Using the updated population pharmacokinetic model, stochastic simulations were performed to predict the range of trofinetide exposures that would be achieved among virtual subjects aged 5–20 years receiving the weight-banded dosing regimen used in the LAVENDER study. Covariate data from the pharmacokinetic dataset from LAVENDER study subjects (n = 92) were used to estimate individual steady-state trofinetide exposures. Nonlinear mixed effects modelling was used to generate individual measures of daily trofinetide exposure according to the weight-banded dosing regimen in LAVENDER via integration of the predicted concentration time profile for each subject based on interindividual random effects in the final population pharmacokinetic model and individual empiric Bayesian estimates of pharmacokinetic parameters.
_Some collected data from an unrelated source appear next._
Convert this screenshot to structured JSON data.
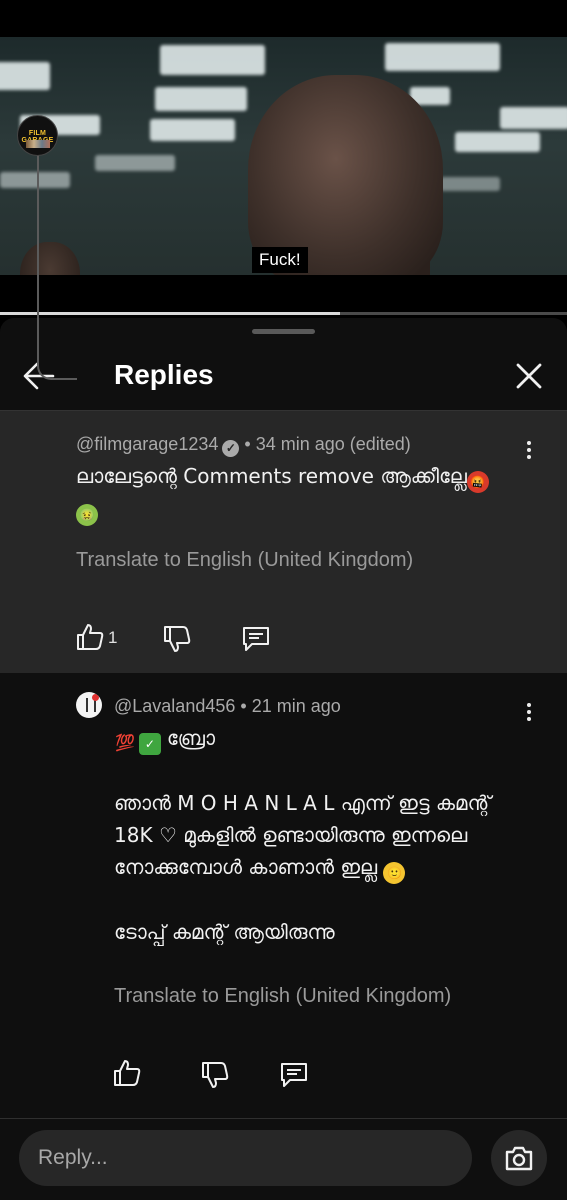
{
  "video": {
    "subtitle": "Fuck!",
    "progress": 0.6
  },
  "header": {
    "title": "Replies",
    "back_icon": "arrow-left-icon",
    "close_icon": "close-icon"
  },
  "parent_comment": {
    "author": "@filmgarage1234",
    "verified": true,
    "separator": "•",
    "time": "34 min ago (edited)",
    "avatar_text": "FILM GARAGE",
    "text_line1": "ലാലേട്ടന്റെ Comments remove ആക്കീല്ലേ",
    "translate_label": "Translate to English (United Kingdom)",
    "like_count": "1",
    "icons": {
      "like": "thumbs-up-icon",
      "dislike": "thumbs-down-icon",
      "reply": "comment-icon",
      "more": "more-vert-icon"
    }
  },
  "reply_comment": {
    "author": "@Lavaland456",
    "separator": "•",
    "time": "21 min ago",
    "line1_text": "ബ്രോ",
    "line2": "ഞാൻ M O  H A N L A L എന്ന് ഇട്ട കമന്റ്",
    "line3_pre": "18K",
    "line3_post": "മുകളിൽ ഉണ്ടായിരുന്നു ഇന്നലെ",
    "line4": "നോക്കുമ്പോൾ കാണാൻ ഇല്ല",
    "line5": "ടോപ്പ് കമന്റ് ആയിരുന്നു",
    "translate_label": "Translate to English (United Kingdom)",
    "icons": {
      "like": "thumbs-up-icon",
      "dislike": "thumbs-down-icon",
      "reply": "comment-icon",
      "more": "more-vert-icon"
    }
  },
  "reply_bar": {
    "placeholder": "Reply...",
    "camera_icon": "camera-icon"
  },
  "colors": {
    "sheet_bg": "#0f0f0f",
    "highlight_bg": "#272727",
    "secondary_text": "#aaaaaa"
  }
}
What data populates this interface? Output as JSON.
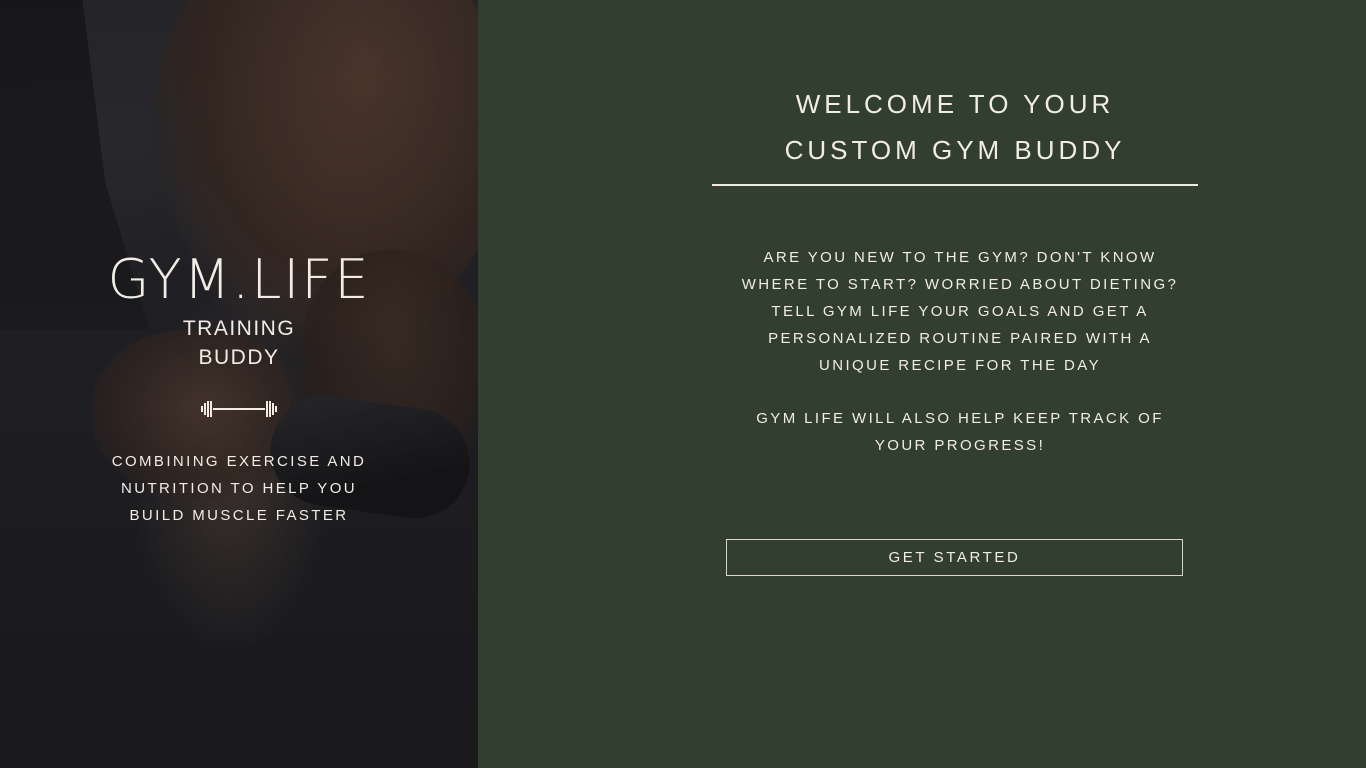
{
  "hero": {
    "brand_title": "GYM.LIFE",
    "brand_subtitle_line1": "TRAINING",
    "brand_subtitle_line2": "BUDDY",
    "icon": "dumbbell-icon",
    "tagline_line1": "COMBINING EXERCISE AND",
    "tagline_line2": "NUTRITION TO HELP YOU",
    "tagline_line3": "BUILD MUSCLE FASTER"
  },
  "welcome": {
    "heading_line1": "WELCOME TO YOUR",
    "heading_line2": "CUSTOM GYM BUDDY",
    "intro_line1": "ARE YOU NEW TO THE GYM? DON'T KNOW",
    "intro_line2": "WHERE TO START? WORRIED ABOUT DIETING?",
    "intro_line3": "TELL GYM LIFE YOUR GOALS AND GET A",
    "intro_line4": "PERSONALIZED ROUTINE PAIRED WITH A",
    "intro_line5": "UNIQUE RECIPE FOR THE DAY",
    "progress_line1": "GYM LIFE WILL ALSO HELP KEEP TRACK OF",
    "progress_line2": "YOUR PROGRESS!",
    "cta_label": "GET STARTED"
  },
  "colors": {
    "panel_background": "#323e2f",
    "text": "#f1ede6",
    "hero_overlay": "#232327"
  }
}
Predicted concentration–time profiles were used to compute corresponding steady-state AUC0–12 estimates and to compare these estimates against the target exposure range (steady-state AUC0–12) of 800‒1200 μg h/mL.

Statistical Analysis Software

All data analyses and presentations of data were performed using SAS Version 9.4 (SAS Institute, Cary, NC, USA) and KIWI Version 4 202111 or R Version 3.4.3 (Simulations Plus, Buffalo, NY, USA). Population modeling was performed using the computer program NONMEM, Version 7, Level 3.0 (ICON Development Solutions, Hanover, MD, USA).